Réfugié en Turquie depuis août 2021, Khaled Obeid tentait de franchir un poste de contrôle de la police à Osmaniye, le 10 janvier 2023, pour réaliser un reportage pour la plateforme en ligne Creative Syrians. Bien qu'étant en possession d'une copie de son document de protection temporaire valide (Kimlik), et d’une déclaration officielle du vol du document original, il est placé en détention par les policiers, qui, d’abord, le battent et l’insultent. Lorsqu'il leur montre sa carte de presse, expliquant qu'il est journaliste, l’un des policiers la jette au sol en s'en moquant, raconte-t-il. Le lendemain, il est transféré au centre d'hébergement temporaire d’Osmaniye, un camp de réfugiés.
Depuis lors, les autorités du camp ne cessent d’exercer des pressions physiques et psychologiques sur le journaliste de 31 ans pour qu'il signe le formulaire de retour volontaire. Khaled Obeid a fait état de séances d'interrogatoire quotidiennes, au cours desquelles on lui rappelle qu'il sera renvoyé en Syrie, qu'il signe ou non le formulaire. Un autre détenu du camp contacté par RSF a récemment été transporté du camp vers la Syrie à bord d'un bus.
Contactée par RSF, l'ambassade de Turquie à Paris a affirmé, après consultation avec le ministère des Affaires étrangères à Ankara, qu'il n’était “pas question d’extrader ni d’expulser ” les deux journalistes. Selon l’ambassade, le maintien de Khaled Obeid en centre d’hébergement temporaire serait dû à des faits d'“atteinte à l’ordre public”.
“S'ils me renvoient en Syrie, ils me renvoient vers la mort”
Khaled Obeid a commencé à travailler en 2014 comme correspondant dans la ville de Homs (centre de la Syrie) pour des agences de presse indépendantes, telles qu’Orient News et Syria TV. Sa femme et ses quatre filles étant basées à Istanbul depuis 2016, il faisait fréquemment des allers-retours entre les deux pays. Mais après une tentative d’assassinat à al-Bab (Alep) le 25 Avril 2021, il doit se réfugié en Turquie en permanence.
“Ceux qui ont essayé de me tuer ne vont pas me laisser tranquille lorsque je serai de retour en Syrie, dit-il à RSF depuis le camp de détention. Je suis toujours hanté par cette tentative d'assassinat. Ils me menacent même à Istanbul. S'ils me renvoient en Syrie, ils me renvoient vers la mort.”
S'il est expulsé, quel que soit le passage utilisé, il sera en danger. Aux passages de Tal Abyad ou Bab al Salam, il sera livré à l'armée nationale, soutenue par la Turquie. Cette même armée, qu'il avait abondamment critiquée sur ses pages Facebook pour sa mauvaise gestion de la région sous son contrôle - le nord de la Syrie.

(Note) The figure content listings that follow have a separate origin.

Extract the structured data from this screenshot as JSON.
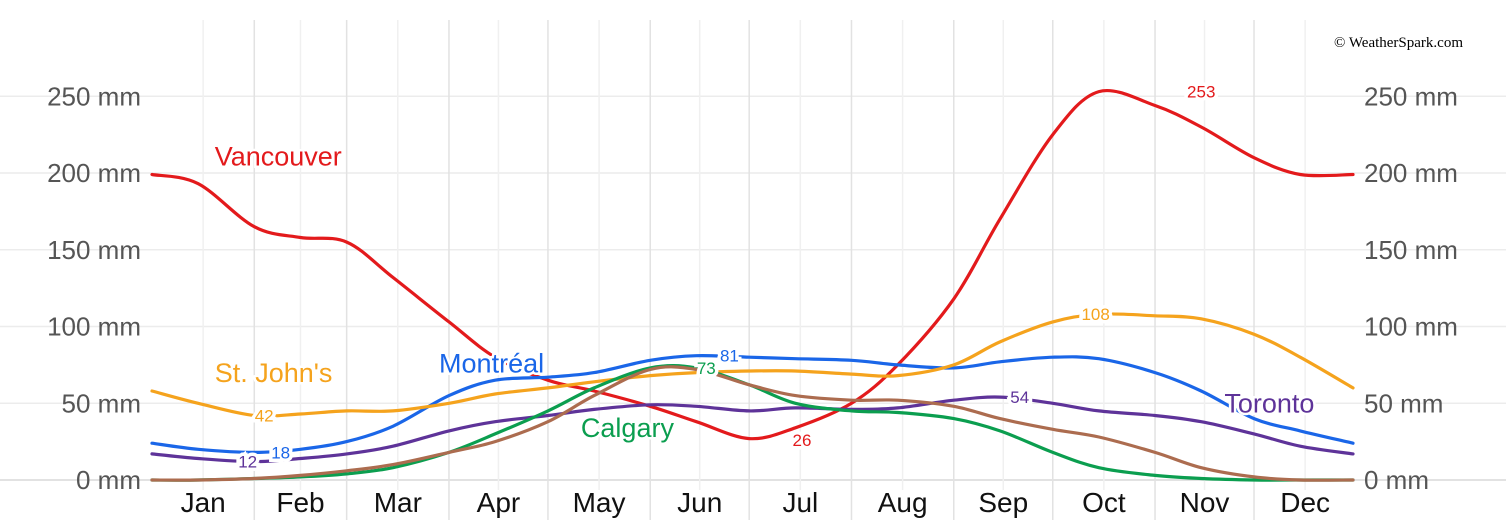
{
  "credit": "© WeatherSpark.com",
  "chart_data": {
    "type": "line",
    "ylim": [
      0,
      290
    ],
    "yticks": [
      0,
      50,
      100,
      150,
      200,
      250
    ],
    "yunit": "mm",
    "grid": true,
    "months": [
      "Jan",
      "Feb",
      "Mar",
      "Apr",
      "May",
      "Jun",
      "Jul",
      "Aug",
      "Sep",
      "Oct",
      "Nov",
      "Dec"
    ],
    "x_doy": [
      1,
      15,
      32,
      46,
      60,
      74,
      91,
      105,
      121,
      135,
      152,
      166,
      182,
      196,
      213,
      227,
      244,
      258,
      274,
      288,
      305,
      319,
      335,
      349,
      365
    ],
    "series": [
      {
        "name": "Vancouver",
        "color": "#e31a1c",
        "values": [
          199,
          193,
          165,
          158,
          155,
          132,
          103,
          80,
          65,
          58,
          48,
          38,
          27,
          34,
          50,
          75,
          118,
          170,
          225,
          253,
          244,
          230,
          210,
          199,
          199
        ],
        "label_pos": [
          20,
          205
        ],
        "annotations": [
          {
            "doy": 198,
            "value": 26,
            "text": "26"
          },
          {
            "doy": 319,
            "value": 253,
            "text": "253"
          }
        ]
      },
      {
        "name": "Montréal",
        "color": "#1a66e8",
        "values": [
          24,
          20,
          18,
          20,
          25,
          35,
          55,
          65,
          67,
          70,
          78,
          81,
          80,
          79,
          78,
          75,
          73,
          77,
          80,
          79,
          70,
          58,
          40,
          32,
          24
        ],
        "label_pos": [
          88,
          70
        ],
        "annotations": [
          {
            "doy": 40,
            "value": 18,
            "text": "18"
          },
          {
            "doy": 176,
            "value": 81,
            "text": "81"
          }
        ]
      },
      {
        "name": "St. John's",
        "color": "#f5a31d",
        "values": [
          58,
          50,
          42,
          43,
          45,
          45,
          50,
          56,
          60,
          64,
          68,
          70,
          71,
          71,
          69,
          68,
          75,
          90,
          103,
          108,
          107,
          105,
          95,
          80,
          60
        ],
        "label_pos": [
          20,
          64
        ],
        "annotations": [
          {
            "doy": 35,
            "value": 42,
            "text": "42"
          },
          {
            "doy": 287,
            "value": 108,
            "text": "108"
          }
        ]
      },
      {
        "name": "Toronto",
        "color": "#5e3399",
        "values": [
          17,
          14,
          12,
          14,
          17,
          22,
          32,
          38,
          42,
          46,
          49,
          48,
          45,
          47,
          46,
          47,
          52,
          54,
          50,
          45,
          42,
          38,
          30,
          22,
          17
        ],
        "label_pos": [
          326,
          44
        ],
        "annotations": [
          {
            "doy": 30,
            "value": 12,
            "text": "12"
          },
          {
            "doy": 264,
            "value": 54,
            "text": "54"
          }
        ]
      },
      {
        "name": "Calgary",
        "color": "#0b9e4f",
        "values": [
          0,
          0,
          1,
          2,
          4,
          8,
          18,
          30,
          45,
          60,
          73,
          73,
          62,
          50,
          45,
          44,
          40,
          32,
          18,
          8,
          3,
          1,
          0,
          0,
          0
        ],
        "label_pos": [
          131,
          28
        ],
        "annotations": [
          {
            "doy": 169,
            "value": 73,
            "text": "73"
          }
        ]
      },
      {
        "name": "",
        "color": "#ac6c4f",
        "values": [
          0,
          0,
          1,
          3,
          6,
          10,
          18,
          25,
          38,
          55,
          72,
          72,
          62,
          55,
          52,
          52,
          48,
          40,
          33,
          28,
          18,
          8,
          2,
          0,
          0
        ],
        "label_pos": null,
        "annotations": []
      }
    ]
  }
}
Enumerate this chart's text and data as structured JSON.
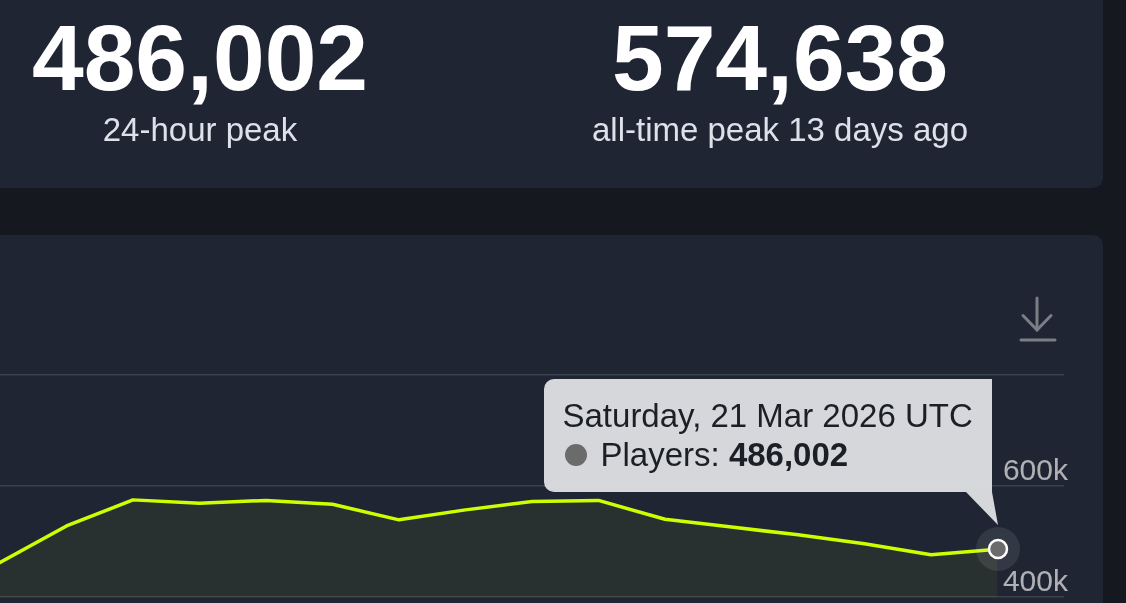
{
  "chart_data": [
    {
      "type": "other",
      "annotations": [
        "486,002",
        "24-hour peak",
        "574,638",
        "all-time peak 13 days ago"
      ]
    },
    {
      "type": "area",
      "categories": [
        null,
        null,
        null,
        null,
        null,
        null,
        null,
        null,
        null,
        null,
        null,
        null,
        null,
        null,
        null,
        null,
        null
      ],
      "series": [
        {
          "color": "#ccff00",
          "values": [
            462000,
            528000,
            575000,
            569000,
            574000,
            567000,
            539000,
            557000,
            572000,
            574000,
            540000,
            526000,
            512000,
            496000,
            476000,
            486002,
            null
          ]
        }
      ],
      "ylim": [
        400000,
        800000
      ],
      "yticks": [
        {
          "value": 800000,
          "label": null
        },
        {
          "value": 600000,
          "label": "600k"
        },
        {
          "value": 400000,
          "label": "400k"
        }
      ],
      "grid": "y",
      "tick_labels": "y",
      "annotations": [
        "Saturday, 21 Mar 2026 UTC",
        "Players: 486,002"
      ]
    }
  ]
}
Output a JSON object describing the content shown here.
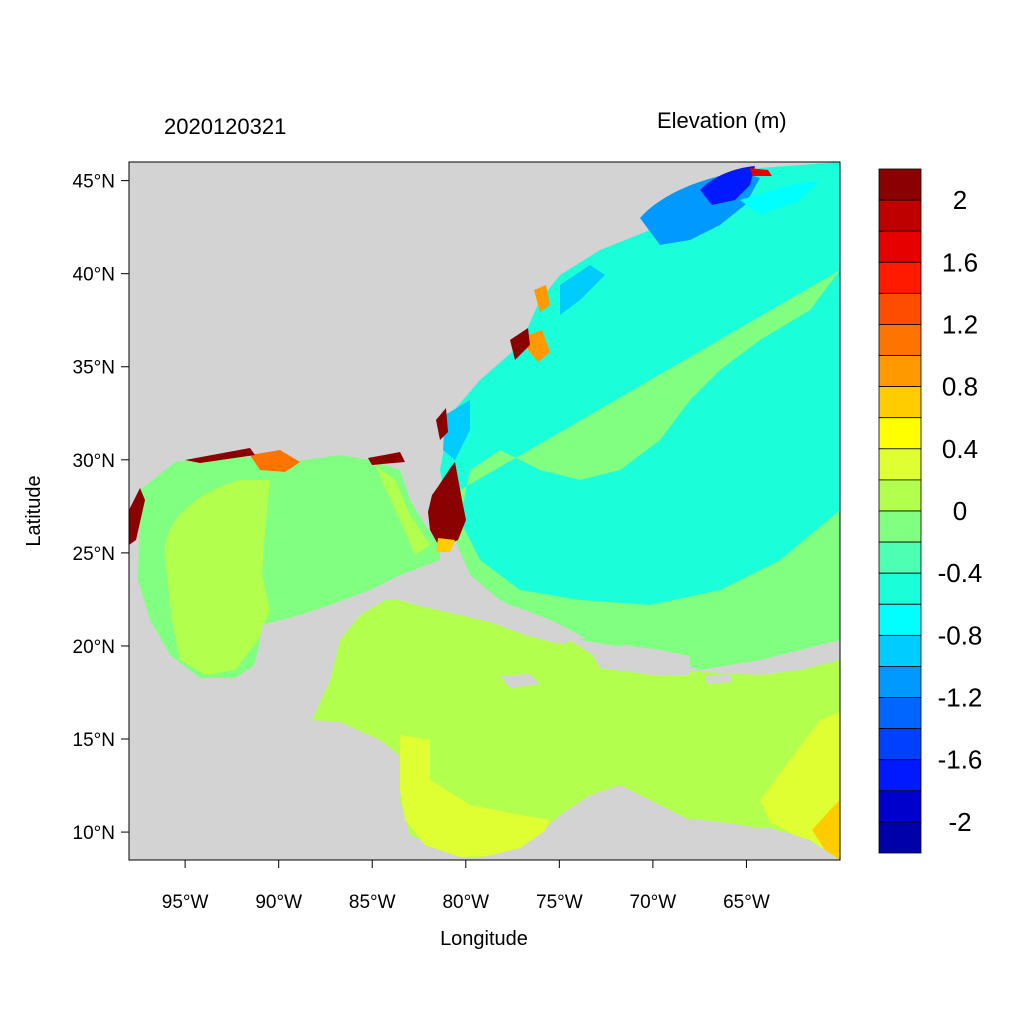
{
  "map": {
    "date_label": "2020120321",
    "title": "Elevation (m)",
    "xlabel": "Longitude",
    "ylabel": "Latitude",
    "lon_range": [
      -98,
      -60
    ],
    "lat_range": [
      8.5,
      46
    ],
    "x_ticks": [
      {
        "value": -95,
        "label": "95°W"
      },
      {
        "value": -90,
        "label": "90°W"
      },
      {
        "value": -85,
        "label": "85°W"
      },
      {
        "value": -80,
        "label": "80°W"
      },
      {
        "value": -75,
        "label": "75°W"
      },
      {
        "value": -70,
        "label": "70°W"
      },
      {
        "value": -65,
        "label": "65°W"
      }
    ],
    "y_ticks": [
      {
        "value": 45,
        "label": "45°N"
      },
      {
        "value": 40,
        "label": "40°N"
      },
      {
        "value": 35,
        "label": "35°N"
      },
      {
        "value": 30,
        "label": "30°N"
      },
      {
        "value": 25,
        "label": "25°N"
      },
      {
        "value": 20,
        "label": "20°N"
      },
      {
        "value": 15,
        "label": "15°N"
      },
      {
        "value": 10,
        "label": "10°N"
      }
    ],
    "land_color": "#d3d3d3",
    "colorbar": {
      "colors_top_to_bottom": [
        "#8b0000",
        "#bf0000",
        "#e60000",
        "#ff1a00",
        "#ff4d00",
        "#ff7300",
        "#ff9900",
        "#ffcc00",
        "#ffff00",
        "#e0ff33",
        "#b3ff4d",
        "#80ff80",
        "#4dffb3",
        "#1affd9",
        "#00ffff",
        "#00ccff",
        "#0099ff",
        "#0066ff",
        "#0040ff",
        "#0019ff",
        "#0000cc",
        "#0000aa"
      ],
      "labels": [
        "2",
        "1.6",
        "1.2",
        "0.8",
        "0.4",
        "0",
        "-0.4",
        "-0.8",
        "-1.2",
        "-1.6",
        "-2"
      ]
    }
  }
}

L'autre passage où le journaliste pourrait être livré est celui de Bab al-Hawa, sous le contrôle du groupe militant Hayat Tahrir al-Cham, englobant divers anciens groupes dont le Front Jabhat al-Nosra. Celui-ci avait arrêté Khaled Obeid en 2017 alors qu'il était en reportage sur le terrain. Après trois jours d'intimidation et d'interrogatoire, ils l'avaient libéré, mais seulement après avoir confisqué et effacé le contenu de son téléphone et de ses appareils photo.